The BHSH funding enables GVSU to scale up the Kirkhof College’s capacity amid the nursing shortage and a tight talent market that’s affecting many industries, GVSU President Philomena Mantella said during a recent media briefing.

“This moment is a moment of urgency in nursing and many other fields. And this moment requires us to think differently, to think about new ways in which each of us lean into the current moment and be sure that we are fulfilling our mission,” Mantella said. “It is the kind of thing that we’re going to need to be doing if we’re going to address the talent gaps urgently today, whether it’s in nursing or tech or artificial intelligence, whatever the areas are.”

The program would drive a significant increase in the Kirkhof College of Nursing’s capacity. The college presently admits 160 students annually in its traditional nursing program, plus 72 people per year in an accelerated program for students earning a secondary degree.

Through the scholarship program with BHSH that begins in January 2023, the Kirkhof College of Nursing will admit up to another 104 nursing students annually, Coke said. The scholarship will offset a large part of the $15,000 annual cost of tuition for nursing students in their junior and senior years, Coke added.

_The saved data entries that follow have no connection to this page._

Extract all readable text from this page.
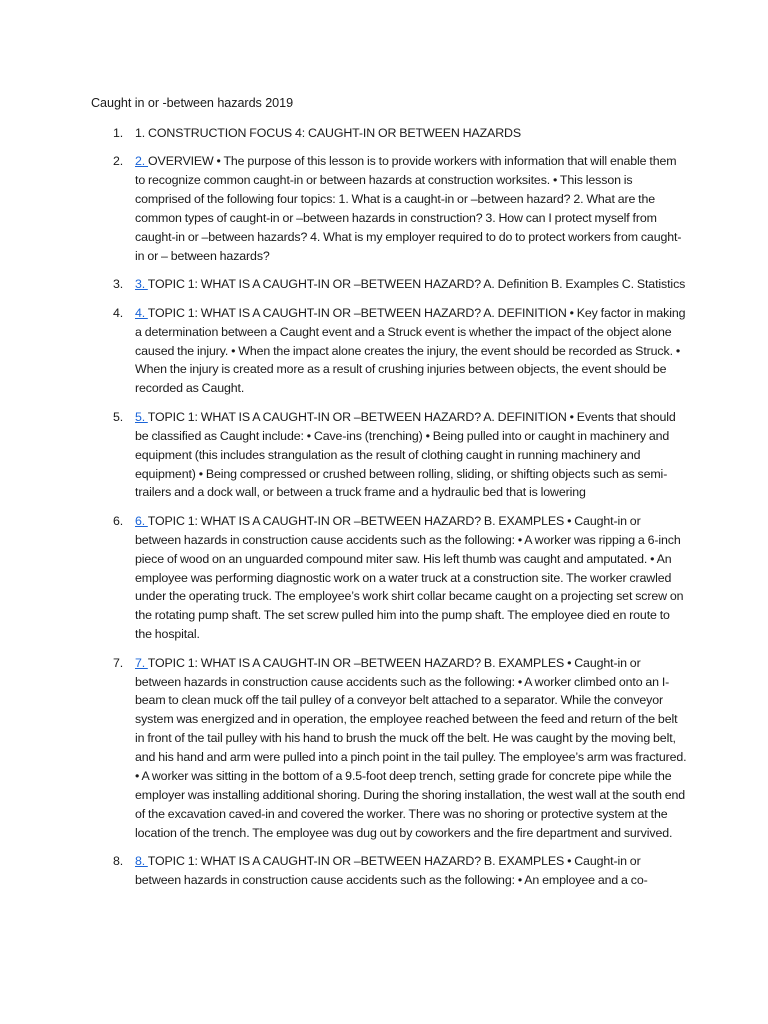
Caught in or -between hazards 2019
1. 1. CONSTRUCTION FOCUS 4: CAUGHT-IN OR BETWEEN HAZARDS
2. 2. OVERVIEW • The purpose of this lesson is to provide workers with information that will enable them to recognize common caught-in or between hazards at construction worksites. • This lesson is comprised of the following four topics: 1. What is a caught-in or –between hazard? 2. What are the common types of caught-in or –between hazards in construction? 3. How can I protect myself from caught-in or –between hazards? 4. What is my employer required to do to protect workers from caught-in or – between hazards?
3. 3. TOPIC 1: WHAT IS A CAUGHT-IN OR –BETWEEN HAZARD? A. Definition B. Examples C. Statistics
4. 4. TOPIC 1: WHAT IS A CAUGHT-IN OR –BETWEEN HAZARD? A. DEFINITION • Key factor in making a determination between a Caught event and a Struck event is whether the impact of the object alone caused the injury. • When the impact alone creates the injury, the event should be recorded as Struck. • When the injury is created more as a result of crushing injuries between objects, the event should be recorded as Caught.
5. 5. TOPIC 1: WHAT IS A CAUGHT-IN OR –BETWEEN HAZARD? A. DEFINITION • Events that should be classified as Caught include: • Cave-ins (trenching) • Being pulled into or caught in machinery and equipment (this includes strangulation as the result of clothing caught in running machinery and equipment) • Being compressed or crushed between rolling, sliding, or shifting objects such as semi- trailers and a dock wall, or between a truck frame and a hydraulic bed that is lowering
6. 6. TOPIC 1: WHAT IS A CAUGHT-IN OR –BETWEEN HAZARD? B. EXAMPLES • Caught-in or between hazards in construction cause accidents such as the following: • A worker was ripping a 6-inch piece of wood on an unguarded compound miter saw. His left thumb was caught and amputated. • An employee was performing diagnostic work on a water truck at a construction site. The worker crawled under the operating truck. The employee’s work shirt collar became caught on a projecting set screw on the rotating pump shaft. The set screw pulled him into the pump shaft. The employee died en route to the hospital.
7. 7. TOPIC 1: WHAT IS A CAUGHT-IN OR –BETWEEN HAZARD? B. EXAMPLES • Caught-in or between hazards in construction cause accidents such as the following: • A worker climbed onto an I-beam to clean muck off the tail pulley of a conveyor belt attached to a separator. While the conveyor system was energized and in operation, the employee reached between the feed and return of the belt in front of the tail pulley with his hand to brush the muck off the belt. He was caught by the moving belt, and his hand and arm were pulled into a pinch point in the tail pulley. The employee’s arm was fractured. • A worker was sitting in the bottom of a 9.5-foot deep trench, setting grade for concrete pipe while the employer was installing additional shoring. During the shoring installation, the west wall at the south end of the excavation caved-in and covered the worker. There was no shoring or protective system at the location of the trench. The employee was dug out by coworkers and the fire department and survived.
8. 8. TOPIC 1: WHAT IS A CAUGHT-IN OR –BETWEEN HAZARD? B. EXAMPLES • Caught-in or between hazards in construction cause accidents such as the following: • An employee and a co-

Capacity would increase if the Kirkhof College adds more partnerships, she said.

About half of the $19 million will go to direct student aid with a work commitment of one year per $10,000 scholarship. The rest will go to faculty costs, infrastructure and other student support.

The BHSH money will cover one-time infrastructure costs to expand capacity at the Kirkhof College, Coke said. Tuition will support ongoing costs such as additional faculty.

“The goal is to build sustainability with that higher capacity over time in a phased approach,” she said. “The revenue from tuition will sustain us over time.”

Students who receive a grant each year in their junior and senior years at the Kirkhof College are expected to go to work at BHSH after graduating, although details of the requirement are pending, said BHSH Chief Nurse Executive Shawn Ulreich.

If a student decides Spectrum Health isn’t the right fit for them and they go to work elsewhere, the grant would turn into a zero-interest loan.